Louise Fredman was dead, he could see that at once. Her white dress seemed strangely bright against the blood streaming from her face. Stefan appeared uninjured. Wallander watched the boy fall to his knees beside his sister. The rain poured down. The boy started to cry. It sounded as if he was howling. Wallander knelt next to him.
“She’s dead,” he said.
Stefan looked at him, his face distorted. Wallander quickly got up, afraid that the boy would jump on him. But he didn’t. He kept howling.
Somewhere behind him in the rain he heard a siren. It wasn’t until Hansson was standing next to him that he realised he was crying himself. Wallander left all the work to the others. He told Hoglund briefly what had happened. When he saw Akeson, he took him to his car. The rain was drumming on the roof.
“It’s over,” Wallander said.
“Yes,” said Akeson, “it’s over.”
“I’m going on holiday,” said Wallander. “I realise there’s a pile of reports that have to be written. But I thought I’d go anyway.”
Akeson’s reply came without hesitation.
“Do that,” he
said. “Go.”
Akeson got out of the car. Wallander thought he should have asked him about his trip to the Sudan. Or was it Uganda?
He drove home. Linda wasn’t there. He took a bath and was drying himself off when he heard her close the front door. That evening he told her what had really happened. And how he felt.
Then he called Baiba.
“I thought you were never going to call,” she said, keeping her anger in check.
“Please forgive me,” Wallander said. “I’ve had so much to do lately.”
“I think that’s a pretty poor excuse.”
“It is, I know. But it’s the only one I’ve got.”
Neither of them said anything else. The silence travelled back and forth between Ystad and Riga.
“I’ll see you tomorrow,” Wallander finally said.
“All right,” she said. “I guess so.”
They hung up. Wallander felt a knot in his stomach. Maybe she wouldn’t come. After supper he and Linda packed their bags. The rain stopped just after midnight. The air smelled fresh as they stood out on the balcony.
“The summer is so beautiful,” she said.
“Yes,” Wallander said. “It is beautiful.”
The next day they took the train together to Malmo. Then Wallander took the hydrofoil to Copenhagen. He watched the water racing past the sides of the boat. Distracted, he ordered coffee and cognac. In two hours Baiba’s plane would be landing. Something close to panic gripped him. He suddenly wished that the crossing to Copenhagen would take much longer. But when she arrived at the airport he was waiting for her.
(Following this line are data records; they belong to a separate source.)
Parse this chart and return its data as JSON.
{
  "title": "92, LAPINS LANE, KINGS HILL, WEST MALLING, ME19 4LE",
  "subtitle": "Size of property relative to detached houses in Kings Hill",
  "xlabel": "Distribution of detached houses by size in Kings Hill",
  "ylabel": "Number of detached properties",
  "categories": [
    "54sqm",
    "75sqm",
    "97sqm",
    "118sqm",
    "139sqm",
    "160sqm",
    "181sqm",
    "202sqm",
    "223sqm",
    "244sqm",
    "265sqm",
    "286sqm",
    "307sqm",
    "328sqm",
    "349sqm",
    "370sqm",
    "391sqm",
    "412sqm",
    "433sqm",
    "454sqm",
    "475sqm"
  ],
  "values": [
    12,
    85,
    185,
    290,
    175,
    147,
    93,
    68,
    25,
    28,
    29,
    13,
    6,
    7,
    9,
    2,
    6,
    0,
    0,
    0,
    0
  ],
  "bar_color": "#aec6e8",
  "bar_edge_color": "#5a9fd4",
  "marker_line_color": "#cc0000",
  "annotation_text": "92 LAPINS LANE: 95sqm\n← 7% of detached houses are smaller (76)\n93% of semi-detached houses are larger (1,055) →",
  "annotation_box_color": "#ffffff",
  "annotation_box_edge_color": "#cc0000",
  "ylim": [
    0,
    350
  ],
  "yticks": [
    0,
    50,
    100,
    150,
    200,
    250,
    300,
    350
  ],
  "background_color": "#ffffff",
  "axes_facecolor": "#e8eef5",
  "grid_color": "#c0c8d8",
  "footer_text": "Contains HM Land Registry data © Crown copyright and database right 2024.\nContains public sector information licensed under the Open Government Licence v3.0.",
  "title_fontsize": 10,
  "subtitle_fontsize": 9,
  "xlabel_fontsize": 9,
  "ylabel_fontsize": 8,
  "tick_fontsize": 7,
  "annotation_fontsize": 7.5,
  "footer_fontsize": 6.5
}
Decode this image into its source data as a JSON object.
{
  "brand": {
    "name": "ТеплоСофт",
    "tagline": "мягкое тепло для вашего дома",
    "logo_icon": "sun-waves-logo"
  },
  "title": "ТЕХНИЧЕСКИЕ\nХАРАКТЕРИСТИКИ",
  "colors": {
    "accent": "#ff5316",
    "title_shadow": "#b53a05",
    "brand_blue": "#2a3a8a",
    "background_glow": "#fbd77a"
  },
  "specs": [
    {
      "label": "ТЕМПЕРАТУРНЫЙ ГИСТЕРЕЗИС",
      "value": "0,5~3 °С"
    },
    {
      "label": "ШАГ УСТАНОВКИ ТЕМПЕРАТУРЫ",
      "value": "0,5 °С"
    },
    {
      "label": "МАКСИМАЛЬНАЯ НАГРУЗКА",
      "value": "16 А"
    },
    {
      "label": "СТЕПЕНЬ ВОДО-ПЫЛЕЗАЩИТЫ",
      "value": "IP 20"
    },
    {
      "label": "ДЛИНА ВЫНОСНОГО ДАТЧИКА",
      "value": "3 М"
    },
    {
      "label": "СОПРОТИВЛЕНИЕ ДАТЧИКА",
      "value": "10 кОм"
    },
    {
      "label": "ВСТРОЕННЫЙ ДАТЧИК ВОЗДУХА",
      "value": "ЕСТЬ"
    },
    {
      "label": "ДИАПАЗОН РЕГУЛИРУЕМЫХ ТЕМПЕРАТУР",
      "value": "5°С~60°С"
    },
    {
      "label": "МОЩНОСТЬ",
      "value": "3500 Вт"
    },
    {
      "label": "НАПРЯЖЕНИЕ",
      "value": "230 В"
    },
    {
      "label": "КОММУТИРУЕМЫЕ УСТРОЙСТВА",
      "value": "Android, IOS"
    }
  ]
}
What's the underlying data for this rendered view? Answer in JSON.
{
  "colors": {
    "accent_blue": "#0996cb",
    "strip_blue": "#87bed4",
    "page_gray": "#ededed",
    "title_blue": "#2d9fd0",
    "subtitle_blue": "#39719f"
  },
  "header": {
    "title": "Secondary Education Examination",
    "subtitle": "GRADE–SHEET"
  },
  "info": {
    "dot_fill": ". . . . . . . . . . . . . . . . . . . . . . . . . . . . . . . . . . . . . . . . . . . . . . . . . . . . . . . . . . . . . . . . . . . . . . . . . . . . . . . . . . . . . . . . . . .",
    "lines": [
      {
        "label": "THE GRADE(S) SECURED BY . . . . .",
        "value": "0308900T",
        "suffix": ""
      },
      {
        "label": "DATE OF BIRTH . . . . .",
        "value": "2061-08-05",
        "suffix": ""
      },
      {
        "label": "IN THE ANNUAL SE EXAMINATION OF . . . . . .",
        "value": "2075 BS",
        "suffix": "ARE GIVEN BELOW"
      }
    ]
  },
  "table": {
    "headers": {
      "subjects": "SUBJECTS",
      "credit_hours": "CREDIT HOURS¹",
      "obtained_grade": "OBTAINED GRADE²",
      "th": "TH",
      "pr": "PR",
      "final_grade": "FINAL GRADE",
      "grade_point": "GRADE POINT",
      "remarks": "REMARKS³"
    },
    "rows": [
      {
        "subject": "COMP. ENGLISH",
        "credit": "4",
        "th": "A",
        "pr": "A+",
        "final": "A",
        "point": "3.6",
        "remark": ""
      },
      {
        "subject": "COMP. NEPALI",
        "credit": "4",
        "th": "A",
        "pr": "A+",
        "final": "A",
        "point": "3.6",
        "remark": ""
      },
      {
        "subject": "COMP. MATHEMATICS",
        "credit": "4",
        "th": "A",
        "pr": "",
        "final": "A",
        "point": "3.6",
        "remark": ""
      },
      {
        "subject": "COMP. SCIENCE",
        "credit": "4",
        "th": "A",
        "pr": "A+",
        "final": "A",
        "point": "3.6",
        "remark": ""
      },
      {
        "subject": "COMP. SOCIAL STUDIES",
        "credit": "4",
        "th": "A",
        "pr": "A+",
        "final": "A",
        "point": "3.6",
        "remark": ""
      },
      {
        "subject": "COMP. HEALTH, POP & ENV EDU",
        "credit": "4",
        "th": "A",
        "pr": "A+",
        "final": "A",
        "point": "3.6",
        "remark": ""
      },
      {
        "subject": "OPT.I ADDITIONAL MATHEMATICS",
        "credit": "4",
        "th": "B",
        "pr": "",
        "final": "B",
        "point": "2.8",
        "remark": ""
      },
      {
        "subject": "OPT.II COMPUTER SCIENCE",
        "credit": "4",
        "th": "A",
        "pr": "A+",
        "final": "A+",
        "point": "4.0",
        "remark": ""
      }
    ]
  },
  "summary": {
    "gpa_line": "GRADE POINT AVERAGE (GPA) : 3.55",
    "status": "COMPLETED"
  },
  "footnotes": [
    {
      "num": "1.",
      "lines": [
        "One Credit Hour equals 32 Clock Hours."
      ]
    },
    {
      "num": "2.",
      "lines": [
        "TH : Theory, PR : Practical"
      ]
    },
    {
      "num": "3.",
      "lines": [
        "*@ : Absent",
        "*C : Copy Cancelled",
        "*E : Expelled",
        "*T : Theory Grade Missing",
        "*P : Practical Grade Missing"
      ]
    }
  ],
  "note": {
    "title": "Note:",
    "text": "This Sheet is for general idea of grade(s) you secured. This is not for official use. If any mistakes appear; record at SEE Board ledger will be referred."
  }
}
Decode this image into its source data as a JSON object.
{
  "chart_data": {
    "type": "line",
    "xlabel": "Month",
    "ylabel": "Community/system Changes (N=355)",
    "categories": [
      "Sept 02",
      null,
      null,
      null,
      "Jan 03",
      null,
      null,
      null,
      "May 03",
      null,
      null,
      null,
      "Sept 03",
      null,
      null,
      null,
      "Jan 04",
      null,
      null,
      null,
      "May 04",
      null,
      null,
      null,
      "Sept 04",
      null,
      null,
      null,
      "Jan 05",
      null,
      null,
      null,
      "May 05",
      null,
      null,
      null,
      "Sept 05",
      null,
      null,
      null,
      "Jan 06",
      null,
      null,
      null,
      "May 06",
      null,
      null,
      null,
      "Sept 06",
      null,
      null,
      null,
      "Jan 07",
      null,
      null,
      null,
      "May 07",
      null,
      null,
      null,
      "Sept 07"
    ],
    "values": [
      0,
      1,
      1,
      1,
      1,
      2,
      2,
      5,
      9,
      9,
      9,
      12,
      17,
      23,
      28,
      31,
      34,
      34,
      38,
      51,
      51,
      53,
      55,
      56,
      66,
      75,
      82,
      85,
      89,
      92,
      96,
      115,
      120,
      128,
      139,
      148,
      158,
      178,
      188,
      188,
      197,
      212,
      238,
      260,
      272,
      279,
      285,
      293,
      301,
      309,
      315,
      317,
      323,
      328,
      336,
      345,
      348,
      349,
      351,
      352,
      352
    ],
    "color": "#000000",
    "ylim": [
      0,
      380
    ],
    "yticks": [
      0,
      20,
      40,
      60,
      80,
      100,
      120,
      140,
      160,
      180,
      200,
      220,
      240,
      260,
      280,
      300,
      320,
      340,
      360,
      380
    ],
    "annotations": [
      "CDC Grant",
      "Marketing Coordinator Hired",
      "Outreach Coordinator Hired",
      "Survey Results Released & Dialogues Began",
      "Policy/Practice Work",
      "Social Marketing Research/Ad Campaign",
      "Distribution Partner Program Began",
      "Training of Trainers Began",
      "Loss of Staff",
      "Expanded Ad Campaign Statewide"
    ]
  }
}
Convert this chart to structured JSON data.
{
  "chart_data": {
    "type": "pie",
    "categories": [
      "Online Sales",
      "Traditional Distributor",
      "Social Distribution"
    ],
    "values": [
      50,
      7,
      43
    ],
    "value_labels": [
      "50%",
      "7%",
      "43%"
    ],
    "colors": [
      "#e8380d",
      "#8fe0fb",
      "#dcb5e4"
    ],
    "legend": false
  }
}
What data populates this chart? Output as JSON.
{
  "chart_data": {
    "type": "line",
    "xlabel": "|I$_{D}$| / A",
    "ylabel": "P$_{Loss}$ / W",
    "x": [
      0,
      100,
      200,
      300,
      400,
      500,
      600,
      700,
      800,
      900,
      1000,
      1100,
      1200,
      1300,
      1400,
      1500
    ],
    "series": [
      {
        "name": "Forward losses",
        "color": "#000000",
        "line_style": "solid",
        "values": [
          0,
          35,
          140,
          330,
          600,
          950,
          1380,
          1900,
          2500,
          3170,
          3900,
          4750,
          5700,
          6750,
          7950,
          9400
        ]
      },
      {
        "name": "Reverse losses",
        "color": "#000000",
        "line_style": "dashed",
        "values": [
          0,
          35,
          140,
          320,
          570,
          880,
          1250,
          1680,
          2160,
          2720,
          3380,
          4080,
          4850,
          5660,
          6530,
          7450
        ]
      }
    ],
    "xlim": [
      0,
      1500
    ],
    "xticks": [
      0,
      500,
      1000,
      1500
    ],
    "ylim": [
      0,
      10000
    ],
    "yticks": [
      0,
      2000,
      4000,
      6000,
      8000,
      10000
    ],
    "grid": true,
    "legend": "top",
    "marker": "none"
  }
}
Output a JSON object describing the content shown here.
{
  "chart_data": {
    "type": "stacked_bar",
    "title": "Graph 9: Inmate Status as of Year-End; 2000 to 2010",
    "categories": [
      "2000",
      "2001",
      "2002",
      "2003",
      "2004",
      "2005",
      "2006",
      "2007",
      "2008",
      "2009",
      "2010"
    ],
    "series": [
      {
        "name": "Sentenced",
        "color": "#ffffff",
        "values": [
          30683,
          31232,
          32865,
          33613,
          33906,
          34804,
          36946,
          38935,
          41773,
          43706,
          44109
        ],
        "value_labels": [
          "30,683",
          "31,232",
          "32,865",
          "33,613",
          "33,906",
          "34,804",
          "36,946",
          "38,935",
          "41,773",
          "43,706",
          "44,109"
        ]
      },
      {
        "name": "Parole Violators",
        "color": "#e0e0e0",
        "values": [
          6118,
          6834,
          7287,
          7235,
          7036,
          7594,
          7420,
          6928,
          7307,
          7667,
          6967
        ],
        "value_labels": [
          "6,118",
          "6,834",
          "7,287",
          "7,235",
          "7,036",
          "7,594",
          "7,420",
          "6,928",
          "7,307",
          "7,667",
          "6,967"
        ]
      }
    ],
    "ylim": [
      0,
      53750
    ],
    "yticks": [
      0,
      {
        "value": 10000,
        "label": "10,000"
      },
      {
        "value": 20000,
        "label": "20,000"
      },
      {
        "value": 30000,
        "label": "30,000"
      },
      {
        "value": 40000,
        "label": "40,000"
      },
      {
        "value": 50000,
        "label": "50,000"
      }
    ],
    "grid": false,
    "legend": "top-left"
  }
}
Not until then did the image of Louise Fredman, dead and broken, finally disappear from his mind.
Skane
16–17 September 1994
EPILOGUE
On Friday, 16 September, autumn suddenly rolled in to Skane. Kurt Wallander woke up early that morning. His eyes flew open in the dark, as if he had been cast violently out of a dream. He lay still and tried to remember. But there was only the echo of something that was gone and would never return. He turned his head and looked at the clock next to the bed. The fluorescent hands showed 4.45 a.m. He turned over on his side to go back to sleep. But the knowledge of what day it was kept him awake.